Context and escalation

Both recognitions were announced at the AWLA annual conference in Mobile on Feb. 6–7, the statewide gathering for world language educators where professional development and awards are central elements. Hume’s rapid trajectory — recruited into Auburn’s master’s pathway and mentored by Ahnell while teaching full time — created the conditions for nomination and subsequent selection. Hume has pointed to her own experience as a product of the Auburn High School French Program and credits the College of Education and Ahnell’s mentorship with shaping her pedagogical approach.

Harris’s award reflects a longer arc of program building at Altamont. Her decade‑plus tenure on campus and public endorsements from campus leadership helped elevate her candidacy at the AWLA, while the school’s measurable outcomes — the Seal of Biliteracy rate for the Class of 2025 and a reported 100% college acceptance rate for graduates — framed the program’s success.

What makes this notable is the contrast in career stages the awards highlight: one honor celebrates emerging talent within a structured university preparation program, the other recognizes sustained leadership that has delivered measurable student outcomes over years.

Immediate impact

Hume’s selection raises the profile of Auburn’s language education pipeline and serves as a validation for the French Education Alternative Master’s Program; she says the award motivates her to continue working hard for her students and to pursue her graduate studies while teaching. The AWLA designation, limited to a single Promising New Teacher statewide each year, also places Hume among a select group of early‑career educators whose recognition may influence recruitment and mentoring practices within college programs.
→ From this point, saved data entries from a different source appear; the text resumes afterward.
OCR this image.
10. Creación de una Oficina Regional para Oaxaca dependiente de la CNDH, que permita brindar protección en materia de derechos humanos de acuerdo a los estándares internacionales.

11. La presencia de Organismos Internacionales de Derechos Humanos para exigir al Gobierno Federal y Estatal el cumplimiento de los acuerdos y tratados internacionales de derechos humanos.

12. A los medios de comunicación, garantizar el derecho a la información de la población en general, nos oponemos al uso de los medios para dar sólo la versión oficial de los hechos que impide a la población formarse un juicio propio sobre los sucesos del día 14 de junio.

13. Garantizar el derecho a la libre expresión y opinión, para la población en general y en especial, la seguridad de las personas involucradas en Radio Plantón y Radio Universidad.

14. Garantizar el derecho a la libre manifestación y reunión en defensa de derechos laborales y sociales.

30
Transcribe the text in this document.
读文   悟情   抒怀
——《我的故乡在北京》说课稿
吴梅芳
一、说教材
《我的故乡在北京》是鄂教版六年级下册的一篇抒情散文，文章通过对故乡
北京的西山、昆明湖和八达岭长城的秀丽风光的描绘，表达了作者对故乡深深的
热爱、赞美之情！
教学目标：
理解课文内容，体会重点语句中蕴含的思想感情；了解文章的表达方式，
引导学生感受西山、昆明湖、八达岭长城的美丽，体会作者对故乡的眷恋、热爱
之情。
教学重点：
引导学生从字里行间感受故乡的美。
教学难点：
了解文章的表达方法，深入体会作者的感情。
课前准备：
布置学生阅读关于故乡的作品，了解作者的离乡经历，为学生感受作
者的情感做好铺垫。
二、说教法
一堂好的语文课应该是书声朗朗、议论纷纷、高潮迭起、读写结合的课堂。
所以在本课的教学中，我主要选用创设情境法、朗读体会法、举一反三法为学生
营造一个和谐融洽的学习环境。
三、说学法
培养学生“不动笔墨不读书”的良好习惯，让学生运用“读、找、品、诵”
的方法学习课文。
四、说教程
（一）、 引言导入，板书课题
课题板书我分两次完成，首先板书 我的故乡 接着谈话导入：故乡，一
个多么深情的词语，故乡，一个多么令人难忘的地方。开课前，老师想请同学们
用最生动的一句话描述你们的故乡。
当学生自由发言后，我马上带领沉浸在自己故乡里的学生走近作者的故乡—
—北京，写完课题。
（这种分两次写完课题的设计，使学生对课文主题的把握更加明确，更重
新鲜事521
For Altamont, Harris’s awards underscore the school’s investment in world language instruction and support its messaging about student achievement: the Seal of Biliteracy participation and reported college acceptance figures are concrete measures that align with the AWLA citation praising Harris’s leadership. Students, parents and the school’s language department are immediate beneficiaries of the recognition through reinforced program credibility.

Readers asking where is auburn university in Alabama’s teacher‑preparation landscape will find a visible role in both training and mentorship, as evidenced by Hume’s path and Ahnell’s dual role as mentor and former award recipient.

Forward outlook

Both educators will continue in existing roles that were explicitly tied to the recognition: Hume remains enrolled in Auburn’s French Education Alternative Master’s Program while continuing to teach at Auburn High School, and Harris continues her work at Altamont, where she has taught since 2013. The awards were presented at the AWLA conference on Feb. 6–7, reinforcing the association’s annual cycle of professional development and statewide recognition for world language educators.

As these honorees move forward, their awards are set to inform local and institutional conversations about mentoring, recruitment and program outcomes within Alabama’s world language education community.